During intervening months I have heard some talk that govt was considering issuing decree amending existing legislation to permit nomination of “foreign” in lieu of French judges, but this was apparently discarded in favor of more radical suggestion that jurisdiction of native courts be enlarged to include that of mixed courts, thus in effect abolishing latter.

In strictly informal conversation with former Premier5 following his return from San Francisco, I gathered that he favored latter suggestion but with additional provision for setting up strong inspectorate general to which govt would appoint two or more competent Swiss or Belgian magistrates.
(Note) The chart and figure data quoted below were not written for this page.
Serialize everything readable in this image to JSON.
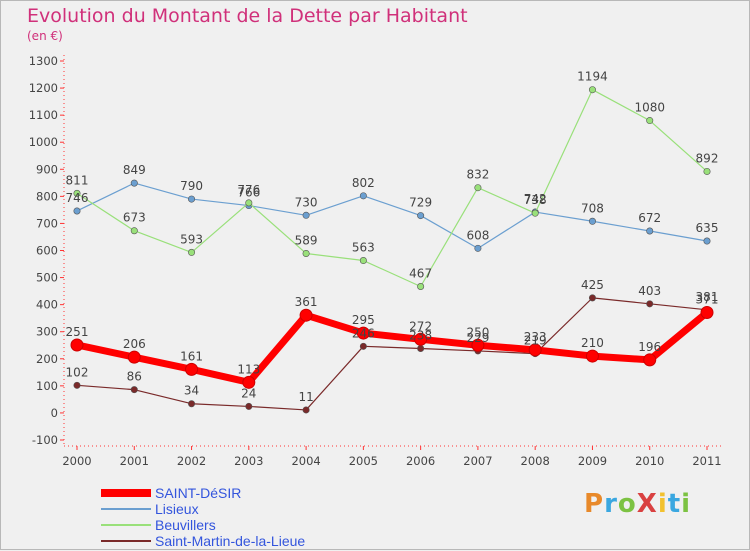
{
  "title": "Evolution du Montant de la Dette par Habitant",
  "subtitle": "(en €)",
  "logo": {
    "text": "ProXiti",
    "colors": [
      "#e8892a",
      "#3aa7e0",
      "#7cc242",
      "#d94141",
      "#f2c12e",
      "#3aa7e0",
      "#7cc242"
    ]
  },
  "chart_data": {
    "type": "line",
    "x": [
      "2000",
      "2001",
      "2002",
      "2003",
      "2004",
      "2005",
      "2006",
      "2007",
      "2008",
      "2009",
      "2010",
      "2011"
    ],
    "ylim": [
      -100,
      1300
    ],
    "yticks": [
      -100,
      0,
      100,
      200,
      300,
      400,
      500,
      600,
      700,
      800,
      900,
      1000,
      1100,
      1200,
      1300
    ],
    "grid": false,
    "legend": "bottom-left",
    "series": [
      {
        "name": "SAINT-DéSIR",
        "color": "#ff0000",
        "width": 7,
        "marker": 6,
        "values": [
          251,
          206,
          161,
          113,
          361,
          295,
          272,
          250,
          233,
          210,
          196,
          371
        ]
      },
      {
        "name": "Lisieux",
        "color": "#6b9fd0",
        "width": 1.2,
        "marker": 3.2,
        "values": [
          746,
          849,
          790,
          766,
          730,
          802,
          729,
          608,
          742,
          708,
          672,
          635
        ]
      },
      {
        "name": "Beuvillers",
        "color": "#99e07a",
        "width": 1.2,
        "marker": 3.2,
        "values": [
          811,
          673,
          593,
          776,
          589,
          563,
          467,
          832,
          738,
          1194,
          1080,
          892
        ]
      },
      {
        "name": "Saint-Martin-de-la-Lieue",
        "color": "#7a2a2a",
        "width": 1.2,
        "marker": 3.2,
        "values": [
          102,
          86,
          34,
          24,
          11,
          246,
          238,
          229,
          219,
          425,
          403,
          381
        ]
      }
    ]
  }
}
He argued that govt could make such appointments without the sacrifice of sovereignty or prestige in same way it could employ other expert technicians, e.g. for irrigation or finance. He seemingly admitted practical need for services of such judicial inspectors and hoped their appointment would reassure foreign govts not only that their nationals’ interests would not suffer under contemplated abolishment of mixed courts but also that desire to take such action was not motivated by xenophobia.

Minister Antaki,6 who will probably receive Foreign Affairs portfolio in new ministry, spoke with me along same lines Sept 30 and suggested that I discuss question with Dept when in Washington later this month.

It would be most helpful, he said, were we, despite British views to the contrary, to see our way to sharing his views; as an experienced lawyer with several important foreign clients, and without minimizing weaknesses of Syria’s present judicial system, he could add that he believed sincerely American interests could be assured henceforth in native courts as effective justice as that rendered heretofore in mixed courts.

I am returning to Damascus this weekend and would welcome authority discuss substance Deptel 291 with Antaki.7

  1. Presumably Jamil Mardam, who was Minister for Foreign Affairs continuously from the organization of the Nationalist Government on August 19, 1943, until the formation of the Khoury Government on August 26, 1945.
  2. Faris el-Khoury.
  3. Nairn Antaki, Minister of Finance and Minister of Public Works.
  4. This authority was granted in telegram 315, October 8, 1945, 6 p.m., to Beirut (890E.01/10–445).